Several years of Paladin (www.PaladinRegistry.com) surveys show 18% of the people who rely on financial advisors believe they know how to determine the quality of advisors. 82% use subjective criteria to select the advisors who will influence or control the investment of their retirement assets.

You may believe you are one of the 18% and I hope you are right. On the other hand, what if you are wrong? The consequences can be devastating: Deferred retirements, reduced standards of living during retirement, and financial stress late in life.

Why take a chance? Read this article and avoid 5 major mistakes.

1. Brand Names

You cannot assume advisors who work for big firms are willing to put your financial interests first. They are under a lot of pressure to maximize the revenue they generate from your assets.

Big firms have a lot of mouths to feed: Advisors, support staff, managers, executives, and shareholders.

You have seen the headlines. Big firms have paid billions of dollars of fines for cheating investors. It is important that you select the best advisor and not the advisor who works for the biggest firm.

2. Personalities

Financial advisors are nice people. They work in an industry that is based on personal relationships.

There is a major hidden risk when you select and retain advisors you like. You inherently trust people you like. Unscrupulous advisors know this. Once like and trust are established they can sell you the products that make them the most money.

Do not be misled. Advisor personalities have nothing to do with competence or ethics. Personalities do not impact advisor results. In fact, there is a good chance advisors with the best personalities may produce the worst results.

3. Undocumented Sales Claims

Salesmen know what you want to hear – high returns for low risk. This relationship between reward and risk does not even exist, but that does not stop less ethical advisors from making this sales claim.

A key element for this deceptive sales practice is the lack of documentation. Sales pitches are verbal for a reason. You have no written record of what was said to you. If there is a future dispute it will be your word against the advisor. You will lose because you have no documentation.

Trust what you see, not what you hear.

4. References

A high percentage of advisors use references to support their sales claim. For example, a reference tells you the advisor has averaged a 20% rate of return for the past five years.

For all you know the reference is the advisor’s brother-in-law or a golf buddy who happens to be a CPA. Or, the advisor has coached references to make statements that confirm sales claims.

What you do know is no advisor will give you a bad reference. They spend a lot of time cultivating references to make sure they make convincing comments – my personal favorite: “Wall Street’s best kept secret.”
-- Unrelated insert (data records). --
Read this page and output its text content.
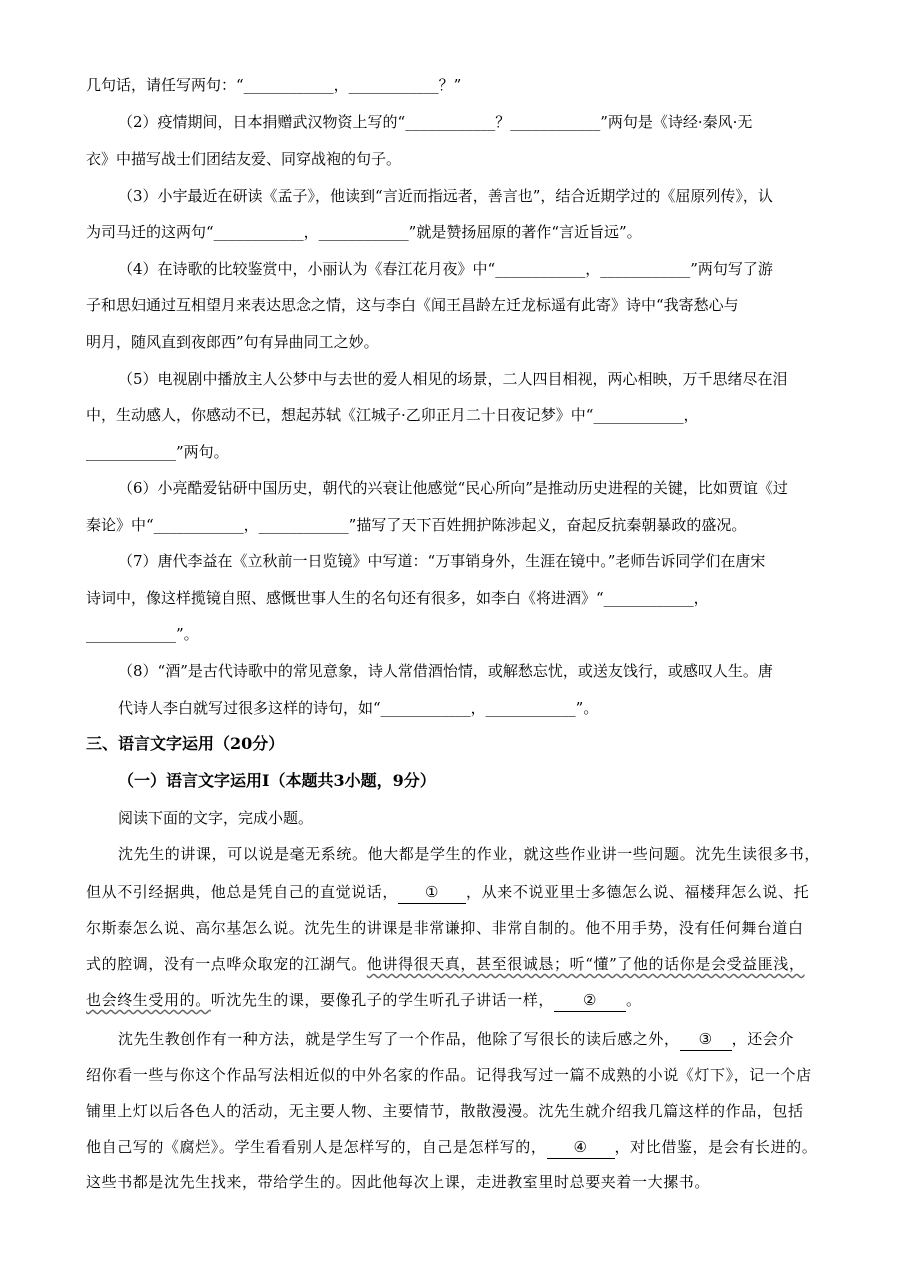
几句话，请任写两句：“____________，____________？”
（2）疫情期间，日本捐赠武汉物资上写的“____________？____________”两句是《诗经·秦风·无
衣》中描写战士们团结友爱、同穿战袍的句子。
（3）小宇最近在研读《孟子》，他读到“言近而指远者，善言也”，结合近期学过的《屈原列传》，认
为司马迁的这两句“____________，____________”就是赞扬屈原的著作“言近旨远”。
（4）在诗歌的比较鉴赏中，小丽认为《春江花月夜》中“____________，____________”两句写了游
子和思妇通过互相望月来表达思念之情，这与李白《闻王昌龄左迁龙标遥有此寄》诗中“我寄愁心与
明月，随风直到夜郎西”句有异曲同工之妙。
（5）电视剧中播放主人公梦中与去世的爱人相见的场景，二人四目相视，两心相映，万千思绪尽在泪
中，生动感人，你感动不已，想起苏轼《江城子·乙卯正月二十日夜记梦》中“____________，
____________”两句。
（6）小亮酷爱钻研中国历史，朝代的兴衰让他感觉“民心所向”是推动历史进程的关键，比如贾谊《过
秦论》中“____________，____________”描写了天下百姓拥护陈涉起义，奋起反抗秦朝暴政的盛况。
（7）唐代李益在《立秋前一日览镜》中写道：“万事销身外，生涯在镜中。”老师告诉同学们在唐宋
诗词中，像这样揽镜自照、感慨世事人生的名句还有很多，如李白《将进酒》“____________，
____________”。
（8）“酒”是古代诗歌中的常见意象，诗人常借酒怡情，或解愁忘忧，或送友饯行，或感叹人生。唐
代诗人李白就写过很多这样的诗句，如“____________，____________”。
三、语言文字运用（20分）
（一）语言文字运用Ⅰ（本题共3小题，9分）
阅读下面的文字，完成小题。
沈先生的讲课，可以说是毫无系统。他大都是学生的作业，就这些作业讲一些问题。沈先生读很多书，
但从不引经据典，他总是凭自己的直觉说话， ① ，从来不说亚里士多德怎么说、福楼拜怎么说、托
尔斯泰怎么说、高尔基怎么说。沈先生的讲课是非常谦抑、非常自制的。他不用手势，没有任何舞台道白
式的腔调，没有一点哗众取宠的江湖气。他讲得很天真，甚至很诚恳；听“懂”了他的话你是会受益匪浅，
也会终生受用的。听沈先生的课，要像孔子的学生听孔子讲话一样， ② 。
沈先生教创作有一种方法，就是学生写了一个作品，他除了写很长的读后感之外， ③ ，还会介
绍你看一些与你这个作品写法相近似的中外名家的作品。记得我写过一篇不成熟的小说《灯下》，记一个店
铺里上灯以后各色人的活动，无主要人物、主要情节，散散漫漫。沈先生就介绍我几篇这样的作品，包括
他自己写的《腐烂》。学生看看别人是怎样写的，自己是怎样写的， ④ ，对比借鉴，是会有长进的。
这些书都是沈先生找来，带给学生的。因此他每次上课，走进教室里时总要夹着一大摞书。
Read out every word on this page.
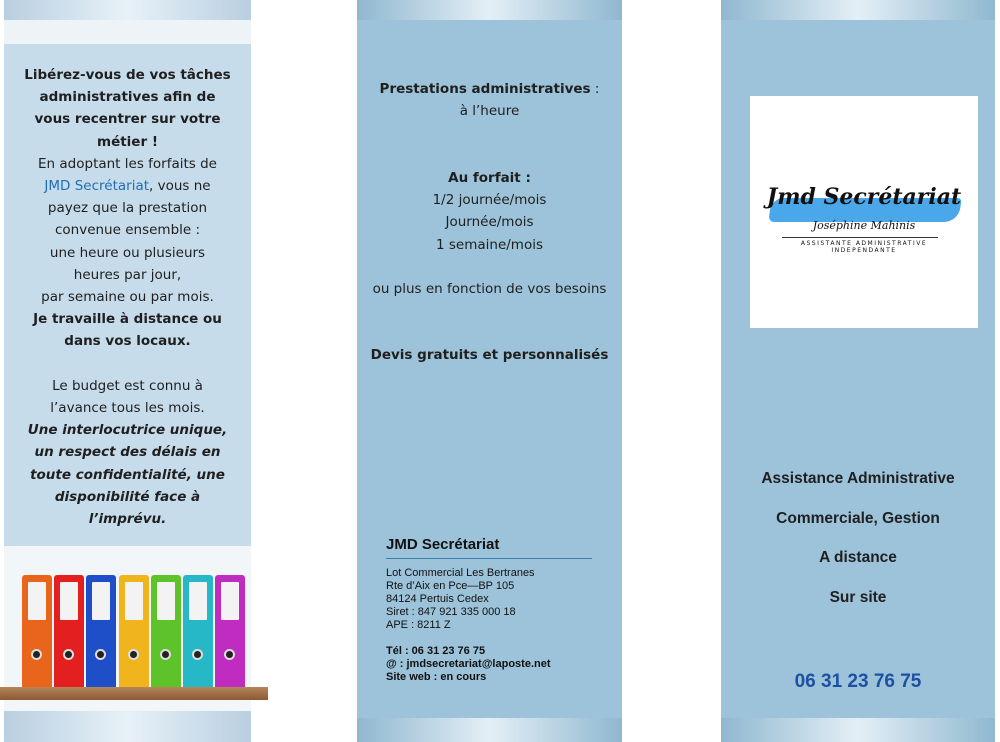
Libérez-vous de vos tâches

administratives afin de

vous recentrer sur votre

métier !

En adoptant les forfaits de

JMD Secrétariat, vous ne

payez que la prestation

convenue ensemble :

une heure ou plusieurs

heures par jour,

par semaine ou par mois.

Je travaille à distance ou

dans vos locaux.

Le budget est connu à

l’avance tous les mois.

Une interlocutrice unique,

un respect des délais en

toute confidentialité, une

disponibilité face à

l’imprévu.

Prestations administratives :
à l’heure
Au forfait :
1/2 journée/mois
Journée/mois
1 semaine/mois
ou plus en fonction de vos besoins
Devis gratuits et personnalisés
JMD Secrétariat
Lot Commercial Les Bertranes
Rte d’Aix en Pce—BP 105
84124 Pertuis Cedex
Siret : 847 921 335 000 18
APE : 8211 Z

Tél : 06 31 23 76 75
@ : jmdsecretariat@laposte.net
Site web : en cours
Jmd Secrétariat
Joséphine Mahinis
ASSISTANTE ADMINISTRATIVE
INDEPENDANTE
Assistance Administrative
Commerciale, Gestion
A distance
Sur site
06 31 23 76 75
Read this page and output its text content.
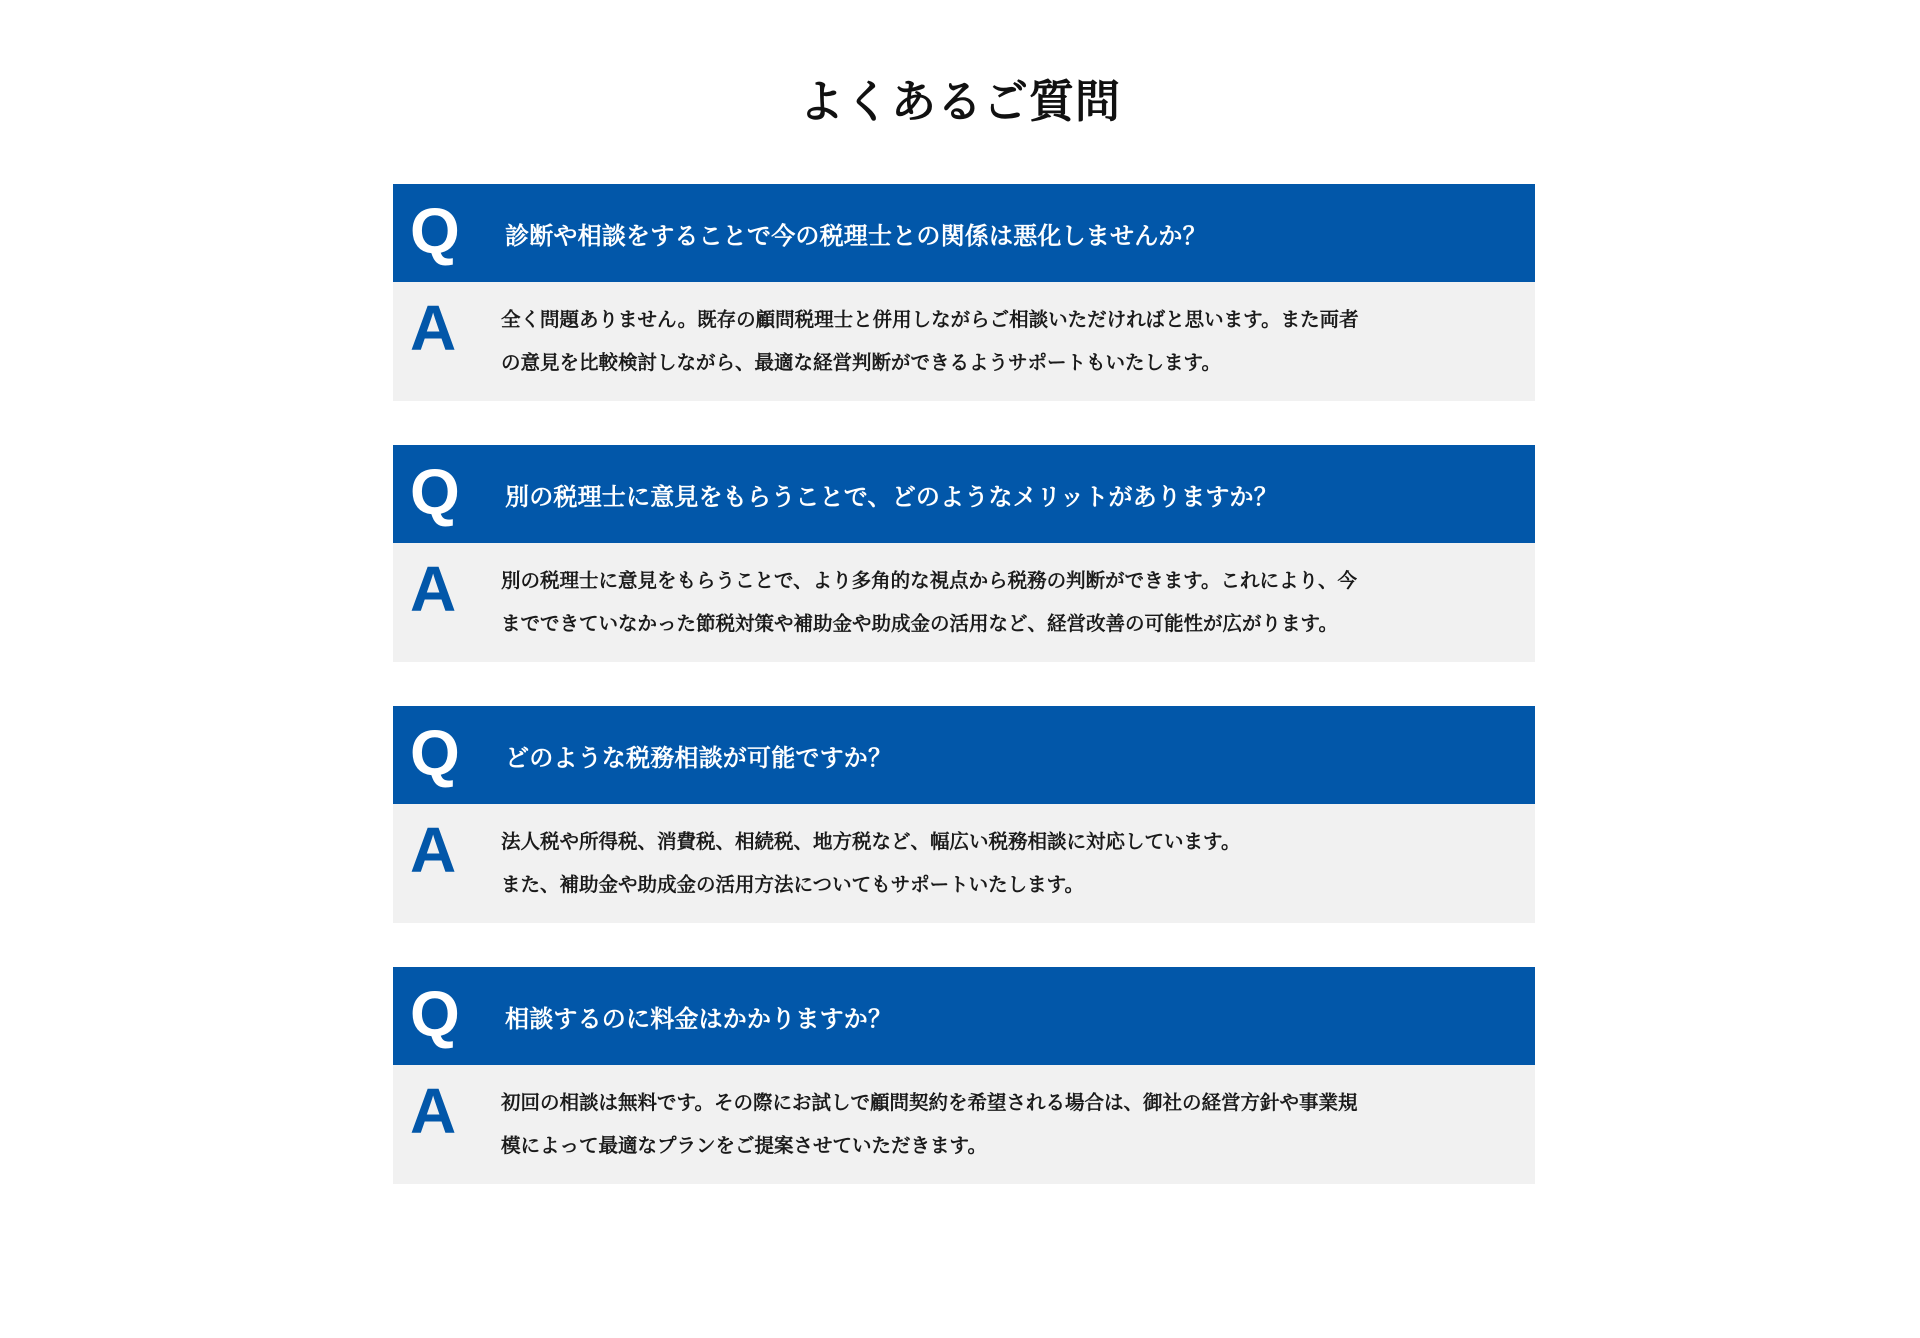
よくあるご質問
Q	診断や相談をすることで今の税理士との関係は悪化しませんか？
A	全く問題ありません。既存の顧問税理士と併用しながらご相談いただければと思います。また両者の意見を比較検討しながら、最適な経営判断ができるようサポートもいたします。
Q	別の税理士に意見をもらうことで、どのようなメリットがありますか？
A	別の税理士に意見をもらうことで、より多角的な視点から税務の判断ができます。これにより、今までできていなかった節税対策や補助金や助成金の活用など、経営改善の可能性が広がります。
Q	どのような税務相談が可能ですか？
A	法人税や所得税、消費税、相続税、地方税など、幅広い税務相談に対応しています。
また、補助金や助成金の活用方法についてもサポートいたします。
Q	相談するのに料金はかかりますか？
A	初回の相談は無料です。その際にお試しで顧問契約を希望される場合は、御社の経営方針や事業規模によって最適なプランをご提案させていただきます。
The lower the quality an advisor the higher the probability the advisor will use references to validate undocumented sales claims.

References are worthless because you do not know you can trust their comments.

5. Bull Market Geniuses

Too many investors give advisors credit for performance in bull markets when most investments are going up in value.

For example, a financial advisor claims he has averaged a 10% rate of return for the past five years. You do a little research and you find the S&P 500 has also averaged a 10% return for the same time period. Since you could have captured the 10% return with an index fund, how much value did the advisor actually produce?

Advisors know higher performance claims are better than lower performance claims. They are prone to claiming performance before any expenses are deducted. A 10% return may be a 7% return after all expenses are deducted.

Very few financial advisors provide documented track records that are GIPS (Global Investment Performance Standards) compliant and audited by independent third parties. All other track records are highly suspect and may be deceptive sales practices.